I think async/await is not worth the cost. It is not that there no benefits to it at all, there are some. But the trade-off is usually not worth it. Async/await is complex paradigm that consists an incompatible parallelism construct, a scheduler and an different standard library. The more ergonomic it becomes, the more of this machinery is hidden away from the user, This makes Rust less suitable for low-level programming, where the programmer must be able to trust they understand what is happening behind every line of code. The complexity of async/await and its machinery leads to misunderstandings, compile time and runtime errors that are hard to understand, and hidden performance issues that are very hard to debug. It also introduces extra footguns and hiding places for bugs in your code. For most use cases, it does this at no extra measurable performance benefit. At the same time it distracts from more useful parallelism methods. Regardless, it has taken over much of the industry and many popular crates assume it as a default, forcing programmers to use it, even when they do not stand to benefit.

Key take aways:

  • Ergonomic async/await cannot be achieved in a low-level/systems programming language.
  • Async/await is a dangerously leaky abstraction that hides too much, and shows too much at the same time.
  • Async/await is riddled with little problems, hidden footguns and inconveniences.
  • Async/await will not deliver any meaningful performance benefit for more than 90% of use cases.
  • Async/await is poisonous, even across crate boundaries, and you will be forced to use it even when you don't benefit from it.
  • Async/await has become a cargo cult marketing term, and is now used in projects where it makes no sense.

Recommendations

In an ideal world, I would like to see async/await being removed from Rust. I know this will not happen. Plan B would be:

  • Discourage the use of async/await and properly document the use cases for which there is actual evidence it works.
  • Library authors (especially of popular crates) should provide a sync API first, and optionally an async API behind a feature flag that is off by default.
  • If you already have a project using async/await, challenge yourself to prove that you are benefiting from it: How many of your bugs have something to do with async/await? How many fewer or more lines of code would your project be without async/await? Are you sure your project is faster due to using async I/O (it very likely is not)? How many times have you struggled with async Rust and lost valuable time on a problem that would not exist in sync Rust? Be honest to yourself when answering these questions.
  • Programmers should refrain from using async/await, especially in a systems programming context (with the exception of embedded programming).

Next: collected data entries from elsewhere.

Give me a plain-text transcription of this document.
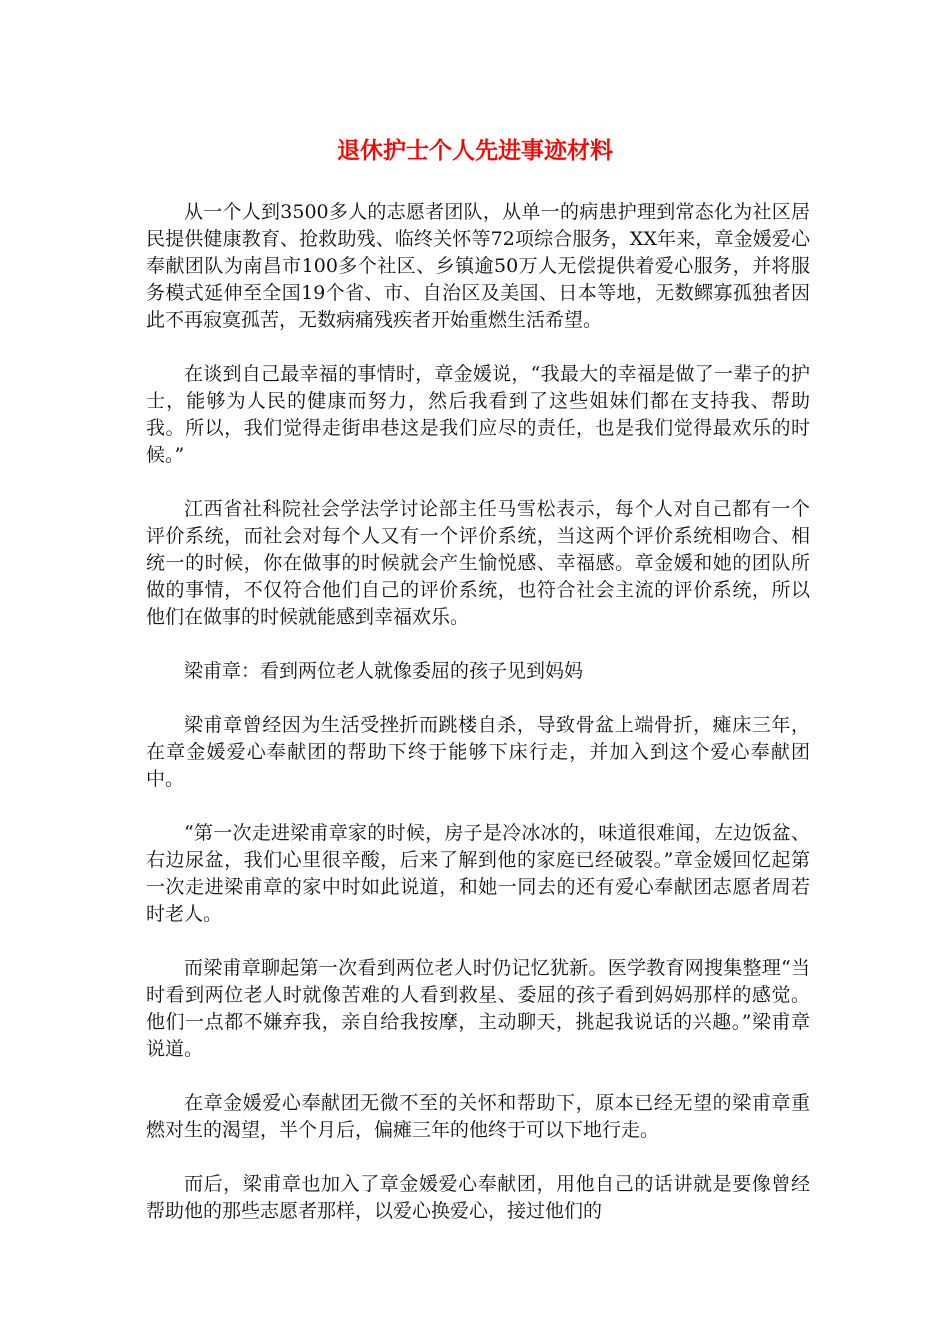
退休护士个人先进事迹材料

从一个人到3500多人的志愿者团队，从单一的病患护理到常态化为社区居民提供健康教育、抢救助残、临终关怀等72项综合服务，XX年来，章金媛爱心奉献团队为南昌市100多个社区、乡镇逾50万人无偿提供着爱心服务，并将服务模式延伸至全国19个省、市、自治区及美国、日本等地，无数鳏寡孤独者因此不再寂寞孤苦，无数病痛残疾者开始重燃生活希望。

在谈到自己最幸福的事情时，章金媛说，“我最大的幸福是做了一辈子的护士，能够为人民的健康而努力，然后我看到了这些姐妹们都在支持我、帮助我。所以，我们觉得走街串巷这是我们应尽的责任，也是我们觉得最欢乐的时候。”

江西省社科院社会学法学讨论部主任马雪松表示，每个人对自己都有一个评价系统，而社会对每个人又有一个评价系统，当这两个评价系统相吻合、相统一的时候，你在做事的时候就会产生愉悦感、幸福感。章金媛和她的团队所做的事情，不仅符合他们自己的评价系统，也符合社会主流的评价系统，所以他们在做事的时候就能感到幸福欢乐。

梁甫章：看到两位老人就像委屈的孩子见到妈妈

梁甫章曾经因为生活受挫折而跳楼自杀，导致骨盆上端骨折，瘫床三年，在章金媛爱心奉献团的帮助下终于能够下床行走，并加入到这个爱心奉献团中。

“第一次走进梁甫章家的时候，房子是冷冰冰的，味道很难闻，左边饭盆、右边尿盆，我们心里很辛酸，后来了解到他的家庭已经破裂。”章金媛回忆起第一次走进梁甫章的家中时如此说道，和她一同去的还有爱心奉献团志愿者周若时老人。

而梁甫章聊起第一次看到两位老人时仍记忆犹新。医学教育网搜集整理“当时看到两位老人时就像苦难的人看到救星、委屈的孩子看到妈妈那样的感觉。他们一点都不嫌弃我，亲自给我按摩，主动聊天，挑起我说话的兴趣。”梁甫章说道。

在章金媛爱心奉献团无微不至的关怀和帮助下，原本已经无望的梁甫章重燃对生的渴望，半个月后，偏瘫三年的他终于可以下地行走。

而后，梁甫章也加入了章金媛爱心奉献团，用他自己的话讲就是要像曾经帮助他的那些志愿者那样，以爱心换爱心，接过他们的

Lastly, I have been looking into getting into Zig for a while now. But I have not had the time for it yet. During my research I found that Zig actually removed async/await because they were not able to fit it in nicely. This makes sense since it seems Zig highly favors the "what you write is what you get" mentality. I believe that if Zig wants to be a serious contender in the low-level/systems programming space, it should avoid async/await like the plague.